Эйнштейн как-то заметил, что тот, кто ощущает свою жизнь лишенной смысла, не только несчастлив, но и вряд ли жизне­способен. Действительно, стремление к смыслу обладает тем, что в американской психологии получило название “ценность для выживания”. Не последний из уроков, которые мне удалось вынести из Освенцима и Дахау, состоял в том, что наибольшие шансы выжить даже в такой экстремальной ситуации имели, я бы сказал, те, кто был направлен в будущее, на дело, которое их ждало, на смысл, который они хотели реализовать. Позднее американские психиатры получили этому подтверждение на материале военнопленных, находившихся в японских, северо­корейских и северовьетнамских лагерях. Не должно ли то, что является верным по отношению к отдельным людям, быть вер­но и по отношению к человечеству в целом? И не должны ли мы в рамках так называемых исследований проблем мира уделить внимание вопросу: не заключается ли единственный шанс чело­вечества на выживание в общей для всех задаче, в одном общем стремлении к одному общему смыслу?


Вспомним, с чего мы начали. У каждого времени свои невро­зы — и каждому времени требуется своя психотерапия. Теперь нам известно больше: лишь регуманизированная психотера­пия способна понять приметы времени — и ответить на запро­сы времени. Лишь регуманизированная психотерапия может справиться с деперсонализирующими и дегуманизирующими тенденциями, повсеместно берущими смысл. Так можем ли мы дать сегодняшнему экзистенциально фрустрированному чело­веку смысл? Ведь мы должны радоваться уже, если его у сегод­няшнего человека не отнимают, внедряя в его сознание редукционистские схемы. Достижим ли смысл? Возможно ли вновь оживить утерянные традиции или даже утраченные инстинк­ты? Или же был прав Новалис, заметивший однажды, что воз­врата к наивности уже нет, что лестница, по которой мы подни­мались, упала?

Попытка дать человеку смысл свелась бы к морализирова­нию. А мораль в старом смысле слова уже доживает свой век. Через какое-то время мы уже не будем морализировать, мы онтологизируем мораль. Добро и зло будут определяться не как нечто, что мы должны делать или соответственно делать нельзя; добром будет представляться то, что способствует осу­ществлению человеком возложенного на него и требуемого от него смысла, а злом мы будем считать то, что препятствует это­му осуществлению.

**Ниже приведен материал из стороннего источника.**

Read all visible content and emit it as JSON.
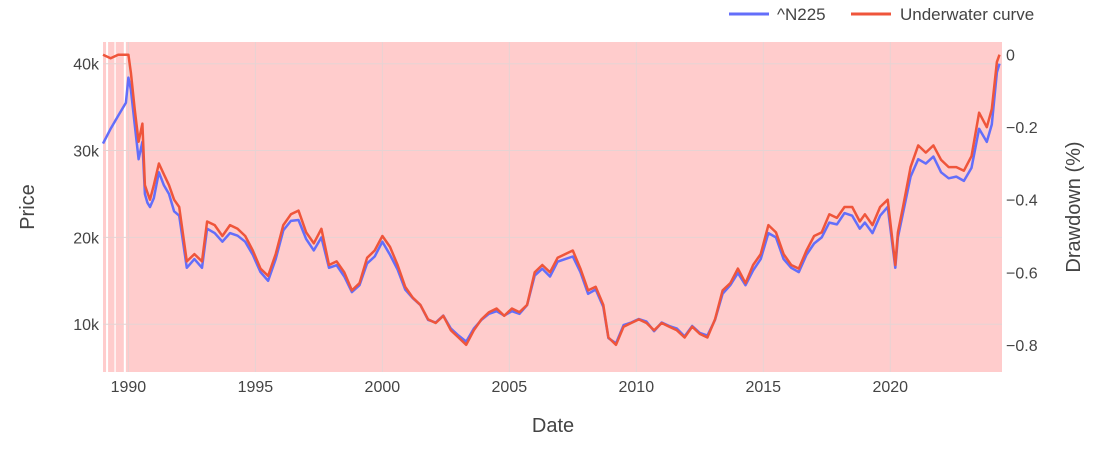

Смысл нельзя дать, его нужно найти. Процесс нахождения смысла подобен восприятию гештальта. Уже основатели гештальтпсихологии Левин и Вертгеймер говорили о побудитель­ном характере, присущем каждой отдельной ситуации, в кото­рой мы сталкиваемся с действительностью. Вертгеймер зашел даже так далеко, что приписал содержащемуся в каждой ситуа­ции требованию объективный характер. Адорно, впрочем, так­же ясно говорит: “Понятие смысла включает в себя объектив­ность, несводимую к деятельности”.

Отличает нахождение смысла от восприятия гештальта, на мой взгляд, следующее: в отличие от восприятия просто фигу­ры, которая бросается нам в глаза на “фоне”, при восприятии смысла речь идет об обнаружении возможности на фоне дей­ствительности. И эта возможность всегда единственна. Она преходяща. Однако лишь возможность является преходящей. Если она уже осуществлена, если смысл реализован, то это уже раз и навсегда.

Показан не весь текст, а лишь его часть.